Posted on: Friday, October 8, 2004
2005 outlook darker for California homebuyers
By Alex Veiga
Associated Press
LOS ANGELES California homebuyers will be squeezed further in the coming year, as higher home prices and mortgage interest rates make it tougher to afford a home, a real estate trade group predicts.
The forecast, based on computer modeling of real estate and economic data crunched by CAR economists, estimates the median home price in California will hit $522,930 next year.
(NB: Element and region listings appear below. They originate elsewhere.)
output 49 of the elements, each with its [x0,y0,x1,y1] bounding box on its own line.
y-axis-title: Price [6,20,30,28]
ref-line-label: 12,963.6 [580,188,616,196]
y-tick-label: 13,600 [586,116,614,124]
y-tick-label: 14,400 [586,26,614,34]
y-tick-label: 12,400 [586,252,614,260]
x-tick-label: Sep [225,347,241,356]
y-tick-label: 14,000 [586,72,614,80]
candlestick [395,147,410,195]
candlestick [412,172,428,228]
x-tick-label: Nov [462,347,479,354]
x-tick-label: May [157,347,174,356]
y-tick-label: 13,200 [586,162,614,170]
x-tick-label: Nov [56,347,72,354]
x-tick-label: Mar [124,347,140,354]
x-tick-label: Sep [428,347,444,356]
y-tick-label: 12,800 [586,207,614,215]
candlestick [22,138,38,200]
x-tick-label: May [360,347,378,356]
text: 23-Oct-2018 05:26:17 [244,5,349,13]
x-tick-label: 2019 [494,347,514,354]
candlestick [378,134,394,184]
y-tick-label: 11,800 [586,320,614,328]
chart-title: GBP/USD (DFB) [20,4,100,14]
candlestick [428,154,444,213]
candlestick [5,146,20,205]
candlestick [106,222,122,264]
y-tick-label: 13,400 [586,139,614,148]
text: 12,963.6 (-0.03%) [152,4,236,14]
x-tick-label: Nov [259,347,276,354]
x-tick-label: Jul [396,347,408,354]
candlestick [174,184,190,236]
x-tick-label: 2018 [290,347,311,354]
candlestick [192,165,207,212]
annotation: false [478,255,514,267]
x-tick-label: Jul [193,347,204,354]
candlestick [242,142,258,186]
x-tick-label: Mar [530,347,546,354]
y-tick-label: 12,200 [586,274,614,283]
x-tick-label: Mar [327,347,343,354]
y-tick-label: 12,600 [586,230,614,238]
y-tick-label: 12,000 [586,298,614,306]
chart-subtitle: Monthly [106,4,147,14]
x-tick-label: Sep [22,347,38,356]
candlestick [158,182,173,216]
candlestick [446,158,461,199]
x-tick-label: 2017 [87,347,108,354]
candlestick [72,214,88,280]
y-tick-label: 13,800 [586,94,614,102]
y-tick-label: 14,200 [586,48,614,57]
The organization's projected median home price for this year is $454,720.
The shortfall of housing in California and increases in population will continue to drive demand and contribute to rising prices, CAR said.
Meanwhile, the average rate for a 30-year fixed mortgage, which has been below 6 percent for most of the year, will approach 7 percent by the end of 2005, CAR predicts.
"Coupled with rising home prices, affordability in California will fall to an all-time annual low of 16 percent next year," CAR President Ann Pettijohn said.
The number of homes sold next year is expected to show a 2.5 percent decline, mostly due to the anticipated increase in mortgage interest rates.
Previous forecasts have sometimes been off, mostly because economists failed to predict how low mortgage rates would go and how often they would drop despite occasional increases.
"This year, we may hit it right," said Leslie Appleton-Young, CAR's vice president and chief economist. "This market has been really tough to get a handle on and it has outperformed our expectations."
Historically low mortgage rates have enabled many homebuyers who otherwise might not have been able to afford a home in California, particularly in pricey coastal areas, to enter the market.
All along, however, home prices have continued to rise, setting record median prices month after month.
In recent months, many buyers have begun pulling back. Now homes are staying longer on the market and bidding wars among buyers have lessened somewhat, particularly in Southern California.
Appleton-Young said only a major recession with job losses is likely to pull down prices significantly, but warns that the 15 percent appreciation won't be sustainable forever.
"Incomes are not keeping up and at some point rates are going to go to their long-term equilibrium level," she said.
The most rapid appreciation will likely occur in the inland counties of Southern California and the Central Valley, which have grown in recent years as more people move in, generating more demand for housing, Appleton-Young said.
"The San Francisco Bay Area housing market, which advanced at a more measured pace than other regions in the state this year, is likely to see less slowing in 2005 compared with other areas of the state," she said.